A EasyJet, companhia aérea britânica de baixo custo, reportou uma queda de 70 pontos percentuais no lucro no trimestre encerrado em junho de 2026, em comparação com o mesmo período do ano anterior. O resultado reflete o impacto de custos operacionais elevados e desafios persistentes no setor de aviação, como a volatilidade dos preços dos combustíveis e a pressão sobre as tarifas.
Detalhes do desempenho financeiro
No trimestre encerrado em junho, o lucro antes de impostos da EasyJet caiu para 40 milhões de libras, ante 133 milhões de libras no mesmo período de 2025. A receita total, no entanto, apresentou leve alta de 2%, para 1,8 bilhão de libras, impulsionada pelo aumento no número de passageiros, que subiu 5% para 22 milhões. Apesar do crescimento na demanda, a margem operacional foi comprimida pelo aumento de 8% nos custos por assento, excluindo combustível, e pela alta de 12% nos gastos com combustível.

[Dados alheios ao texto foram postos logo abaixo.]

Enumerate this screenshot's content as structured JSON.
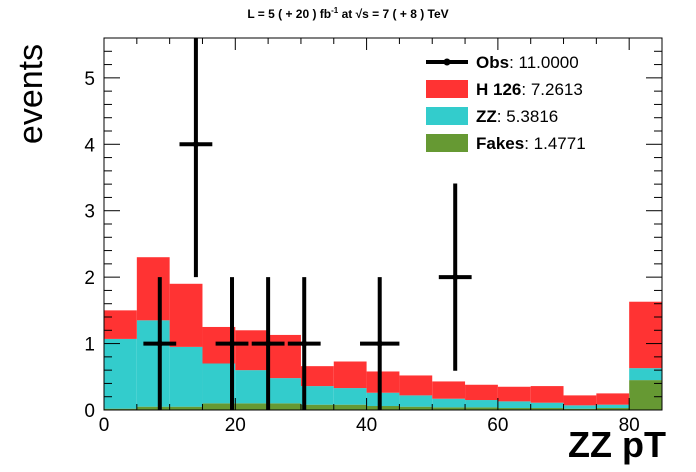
{
  "title": {
    "prefix": "L = 5 ( + 20 ) fb",
    "sup": "-1",
    "middle": " at √s = 7 ( + 8 ) TeV"
  },
  "chart_data": {
    "type": "bar",
    "stacked": true,
    "xlabel": "ZZ pT",
    "ylabel": "events",
    "xlim": [
      0,
      85
    ],
    "ylim": [
      0,
      5.6
    ],
    "x_ticks": [
      0,
      20,
      40,
      60,
      80
    ],
    "y_ticks": [
      0,
      1,
      2,
      3,
      4,
      5
    ],
    "bin_edges": [
      0,
      5,
      10,
      15,
      20,
      25,
      30,
      35,
      40,
      45,
      50,
      55,
      60,
      65,
      70,
      75,
      80,
      85
    ],
    "series": [
      {
        "name": "Fakes",
        "color": "#669933",
        "values": [
          0.02,
          0.05,
          0.05,
          0.1,
          0.1,
          0.1,
          0.08,
          0.08,
          0.06,
          0.05,
          0.04,
          0.04,
          0.03,
          0.03,
          0.02,
          0.03,
          0.45
        ]
      },
      {
        "name": "ZZ",
        "color": "#33cccc",
        "values": [
          1.05,
          1.3,
          0.9,
          0.6,
          0.5,
          0.38,
          0.28,
          0.25,
          0.2,
          0.17,
          0.13,
          0.11,
          0.1,
          0.08,
          0.05,
          0.05,
          0.18
        ]
      },
      {
        "name": "H 126",
        "color": "#ff3333",
        "values": [
          0.43,
          0.95,
          0.95,
          0.55,
          0.6,
          0.65,
          0.3,
          0.4,
          0.32,
          0.3,
          0.26,
          0.23,
          0.22,
          0.25,
          0.15,
          0.17,
          1.0
        ]
      }
    ],
    "observed": [
      {
        "x": 8.5,
        "xerr": 2.5,
        "y": 1,
        "yerr": 1
      },
      {
        "x": 14,
        "xerr": 2.5,
        "y": 4,
        "yerr": 2
      },
      {
        "x": 19.5,
        "xerr": 2.5,
        "y": 1,
        "yerr": 1
      },
      {
        "x": 25,
        "xerr": 2.5,
        "y": 1,
        "yerr": 1
      },
      {
        "x": 30.5,
        "xerr": 2.5,
        "y": 1,
        "yerr": 1
      },
      {
        "x": 42,
        "xerr": 3,
        "y": 1,
        "yerr": 1
      },
      {
        "x": 53.5,
        "xerr": 2.5,
        "y": 2,
        "yerr": 1.41
      }
    ],
    "legend": [
      {
        "name": "Obs",
        "value": ": 11.0000",
        "marker": "line",
        "color": "#000000"
      },
      {
        "name": "H 126",
        "value": ": 7.2613",
        "marker": "box",
        "color": "#ff3333"
      },
      {
        "name": "ZZ",
        "value": ": 5.3816",
        "marker": "box",
        "color": "#33cccc"
      },
      {
        "name": "Fakes",
        "value": ": 1.4771",
        "marker": "box",
        "color": "#669933"
      }
    ],
    "legend_position": "top-right",
    "grid": false
  }
}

Segundo a empresa, os custos com pessoal e manutenção também pressionaram os resultados. O CEO da EasyJet, Johan Lundgren, afirmou: "Estamos enfrentando um ambiente operacional desafiador, com custos inflacionários em toda a cadeia. No entanto, a demanda por viagens continua forte, e estamos focados em eficiência operacional para mitigar esses impactos."
Contexto do setor aéreo
A queda no lucro da EasyJet ocorre em um momento de recuperação desigual no setor aéreo europeu. Enquanto a demanda por viagens de lazer se mantém robusta, as empresas enfrentam aumento nos custos de combustível, taxas aeroportuárias mais altas e restrições de capacidade devido a atrasos na entrega de aeronaves. A EasyJet, que opera principalmente na Europa, também sofre com a concorrência acirrada de rivais como Ryanair e Wizz Air.

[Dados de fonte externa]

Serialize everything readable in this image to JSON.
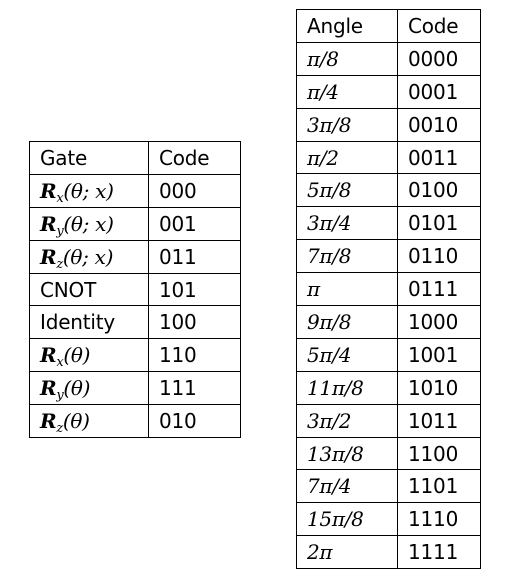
{
  "gate_table": {
    "headers": [
      "Gate",
      "Code"
    ],
    "rows": [
      {
        "gate": "R",
        "sub": "x",
        "args": "(θ; x)",
        "code": "000"
      },
      {
        "gate": "R",
        "sub": "y",
        "args": "(θ; x)",
        "code": "001"
      },
      {
        "gate": "R",
        "sub": "z",
        "args": "(θ; x)",
        "code": "011"
      },
      {
        "gate": "CNOT",
        "sub": null,
        "args": null,
        "code": "101"
      },
      {
        "gate": "Identity",
        "sub": null,
        "args": null,
        "code": "100"
      },
      {
        "gate": "R",
        "sub": "x",
        "args": "(θ)",
        "code": "110"
      },
      {
        "gate": "R",
        "sub": "y",
        "args": "(θ)",
        "code": "111"
      },
      {
        "gate": "R",
        "sub": "z",
        "args": "(θ)",
        "code": "010"
      }
    ]
  },
  "angle_table": {
    "headers": [
      "Angle",
      "Code"
    ],
    "rows": [
      {
        "angle": "π/8",
        "code": "0000"
      },
      {
        "angle": "π/4",
        "code": "0001"
      },
      {
        "angle": "3π/8",
        "code": "0010"
      },
      {
        "angle": "π/2",
        "code": "0011"
      },
      {
        "angle": "5π/8",
        "code": "0100"
      },
      {
        "angle": "3π/4",
        "code": "0101"
      },
      {
        "angle": "7π/8",
        "code": "0110"
      },
      {
        "angle": "π",
        "code": "0111"
      },
      {
        "angle": "9π/8",
        "code": "1000"
      },
      {
        "angle": "5π/4",
        "code": "1001"
      },
      {
        "angle": "11π/8",
        "code": "1010"
      },
      {
        "angle": "3π/2",
        "code": "1011"
      },
      {
        "angle": "13π/8",
        "code": "1100"
      },
      {
        "angle": "7π/4",
        "code": "1101"
      },
      {
        "angle": "15π/8",
        "code": "1110"
      },
      {
        "angle": "2π",
        "code": "1111"
      }
    ]
  }
}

Analistas do setor apontam que a companhia precisa continuar ajustando sua estratégia de preços e capacidade para proteger margens. A EasyJet anunciou planos de reduzir custos fixos em 100 milhões de libras até o final do ano fiscal, por meio de otimização de rotas e renegociação de contratos.
Perspectivas para o próximo trimestre
Para o trimestre encerrado em setembro, a EasyJet espera que a demanda continue forte, especialmente durante o verão europeu, mas alerta que a volatilidade dos preços dos combustíveis e as incertezas macroeconômicas podem impactar os resultados. A empresa projeta uma taxa de ocupação de 91% para o trimestre, acima dos 89% registrados no mesmo período de 2025. Lundgren destacou: "Estamos confiantes em nossa estratégia de longo prazo, mas permanecemos cautelosos quanto ao curto prazo devido ao ambiente de custos."